Wednesday, January 17, 2007

Movie Review: The Haunting 1 ½ Stars

The production design is awe-inspiring.

Based loosely on Robert Wise’s 1963 The Haunting, based loosely on Shirley Jackson’s Haunting of Hill House, Jan de Bont’s The Haunting has all the necessary ingredients for a great ghost story. Unfortunately, it isn’t. The problem isn’t with the “ghost”, it’s with the “story.” In this case, a story that seems to have been made up as they went along in shooting.

Did I mention the production design?

Being stuck in a big old spooky Victorian mansion is enough. Add spooky ghosts to the equation -- more than adequate. Explaining away everything with neat little character conceits -- no good. Whatever story editor kept asking “why?” every time a character reacted to anything and forced the writers to invent ridiculous half-assed explanations should be fired up to studio exec where retarded arbitrary decisions will hopefully be so far away from the filmmaking process that he or she can never ruin a movie again.

The house is incredible.

Liam Neeson stars as Dr.
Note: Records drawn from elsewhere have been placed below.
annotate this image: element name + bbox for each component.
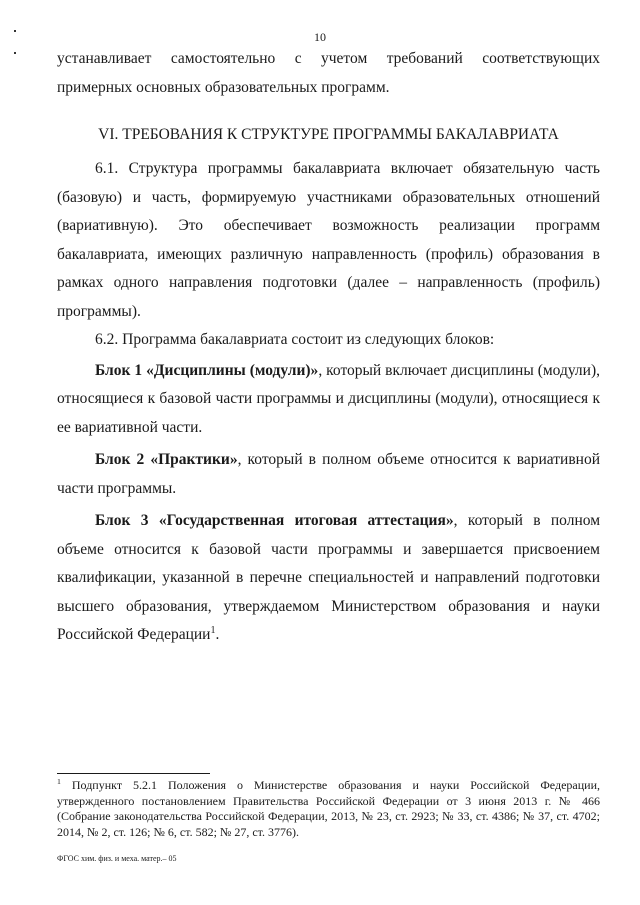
- paragraph-6-2: 6.2. Программа бакалавриата состоит из следующих блоков:: [95, 331, 495, 348]
- block3-end: .: [215, 626, 220, 643]
- paragraph-6-1: 6.1. Структура программы бакалавриата включает обязательную часть (базовую) и часть, формируемую участниками образовательных отношений (вариативную). Это обеспечивает возможность реализации программ бакалавриата, имеющих различную направленность (профиль) образования в рамках одного направления подготовки (далее – направленность (профиль) программы).: [57, 160, 600, 320]
- footnote-marker: 1: [57, 777, 61, 786]
- intro-paragraph: [57, 45, 600, 102]
- footnote-text: Подпункт 5.2.1 Положения о Министерстве образования и науки Российской Федерации, утвержденного постановлением Правительства Российской Федерации от 3 июня 2013 г. № 466 (Собрание законодательства Российской Федерации, 2013, № 23, ст. 2923; № 33, ст. 4386; № 37, ст. 4702; 2014, № 2, ст. 126; № 6, ст. 582; № 27, ст. 3776).: [57, 778, 601, 839]
- document-code-footer: ФГОС хим. физ. и меха. матер.– 05: [57, 854, 177, 863]
- block2-title: «Практики»: [150, 451, 238, 468]
- block3-title: «Государственная итоговая аттестация»: [158, 512, 454, 529]
- block3-paragraph: [57, 507, 600, 650]
- section-heading: VI. ТРЕБОВАНИЯ К СТРУКТУРЕ ПРОГРАММЫ БАКАЛАВРИАТА: [98, 126, 559, 143]
- block2-prefix: Блок 2: [95, 451, 145, 468]
- block1-title: Блок 1 «Дисциплины (модули)»: [95, 361, 319, 379]
- scan-mark: [14, 52, 16, 54]
- page-number: 10: [314, 30, 326, 44]
- block1-paragraph: [57, 357, 600, 443]
- main-content: [57, 155, 600, 650]
- intro-text: устанавливает самостоятельно с учетом требований соответствующих примерных основных образовательных программ.: [57, 50, 600, 96]
- block3-text: , который в полном объеме относится к базовой части программы и завершается присвоением квалификации, указанной в перечне специальностей и направлений подготовки высшего образования, утверждаемом Министерством образования и науки Российской Федерации: [57, 512, 601, 643]
- footnote-divider: [57, 773, 210, 774]
- block1-text: , который включает дисциплины (модули), относящиеся к базовой части программы и дисциплины (модули), относящиеся к ее вариативной части.: [57, 361, 600, 436]
- block2-paragraph: [57, 446, 600, 503]
- block3-prefix: Блок 3: [95, 512, 149, 529]
- block2-text: , который в полном объеме относится к вариативной части программы.: [57, 451, 601, 497]
- footnote-reference: 1: [210, 624, 216, 636]
- footnote: [57, 778, 600, 840]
Jeffrey Marrow, a psychologist, who under the pretenses of investigating sleep disorders, assembles three sleep dysfunction sufferers in a big old spooky Victorian mansion. His real purpose is to suggest spooky scenarios that will scare the bejesus out of the subjects as part of an ongoing study in fear. The hapless victims are Luke (Owen Wilson), Theo (Catherine Zeta-Jones) and Eleanor (Lili Taylor), who, as it conveniently turns out, is psycho-genetically attached to the house and its ghostly inhabitants. The cast is utterly wasted.

But really, the production design is outstanding.